Laurinda Dixon




Laurinda Dixon, a professor at Syracuse University since 1982, teaches a variety of courses, from the large, introductory Arts & Ideas lecture to specialized graduate seminars. She teaches Ancient art, Northern Renaissance art, Women in Art, and various other courses on art and science and art and music for the Department of Fine Arts.

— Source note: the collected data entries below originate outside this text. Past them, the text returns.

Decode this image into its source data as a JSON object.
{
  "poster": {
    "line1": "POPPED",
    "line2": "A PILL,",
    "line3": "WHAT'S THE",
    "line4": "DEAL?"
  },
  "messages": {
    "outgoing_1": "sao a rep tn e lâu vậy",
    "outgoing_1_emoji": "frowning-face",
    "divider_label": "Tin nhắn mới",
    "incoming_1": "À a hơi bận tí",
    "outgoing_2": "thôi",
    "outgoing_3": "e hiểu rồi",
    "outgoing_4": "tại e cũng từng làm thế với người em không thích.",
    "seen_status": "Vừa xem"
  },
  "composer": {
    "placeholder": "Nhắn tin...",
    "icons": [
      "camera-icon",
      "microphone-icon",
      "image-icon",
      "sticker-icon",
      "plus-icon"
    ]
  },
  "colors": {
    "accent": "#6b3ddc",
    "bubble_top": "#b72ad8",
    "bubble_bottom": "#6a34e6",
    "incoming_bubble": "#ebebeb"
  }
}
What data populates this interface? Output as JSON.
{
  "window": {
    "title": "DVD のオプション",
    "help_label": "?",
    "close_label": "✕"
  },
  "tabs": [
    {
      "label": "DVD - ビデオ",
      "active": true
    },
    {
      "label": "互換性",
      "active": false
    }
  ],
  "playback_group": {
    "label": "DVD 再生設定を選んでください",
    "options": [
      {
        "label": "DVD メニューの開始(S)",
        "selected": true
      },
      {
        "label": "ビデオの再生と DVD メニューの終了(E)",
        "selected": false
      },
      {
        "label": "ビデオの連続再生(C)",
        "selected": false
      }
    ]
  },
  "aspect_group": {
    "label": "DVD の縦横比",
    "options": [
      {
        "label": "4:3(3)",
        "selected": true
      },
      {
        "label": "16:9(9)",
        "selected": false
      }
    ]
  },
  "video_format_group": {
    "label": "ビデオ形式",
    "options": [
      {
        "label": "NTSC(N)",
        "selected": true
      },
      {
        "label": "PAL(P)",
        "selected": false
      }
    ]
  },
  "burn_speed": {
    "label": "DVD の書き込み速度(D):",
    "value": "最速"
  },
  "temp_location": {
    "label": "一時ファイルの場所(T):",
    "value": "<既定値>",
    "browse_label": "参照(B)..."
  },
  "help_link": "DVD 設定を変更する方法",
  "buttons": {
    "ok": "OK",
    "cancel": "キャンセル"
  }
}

Professor Dixon's background is interdisciplinary, including a degree from the Cincinnati Conservatory of Music and a Ph.D. in art history from Boston University. Her scholarly specialty is the relationship of art and science before the Enlightenment, and she lectures widely on the subject at Universities and Museums throughout the world. Her many articles in such journals as The Art Bulletin, Oud Holland, and Gazette des Beaux-Arts address the relationship of art to such subjects as chemistry, cartography, and gynecology. Professor Dixon has edited and authored nine books, most recently Hieronymous Bosch (Phaidon Press, 2003), In Sickness and in Health: Disease as Metaphor in Art (University of Delaware Press, 2003), and Perilous Chastity: Women and Illness in Pre-Enlightenment Art and Medicine (Cornell University Press, 1995). She has been honored by the College of Arts and Sciences as the William P. Tolley Distinguished Teaching Professor in the Humanities.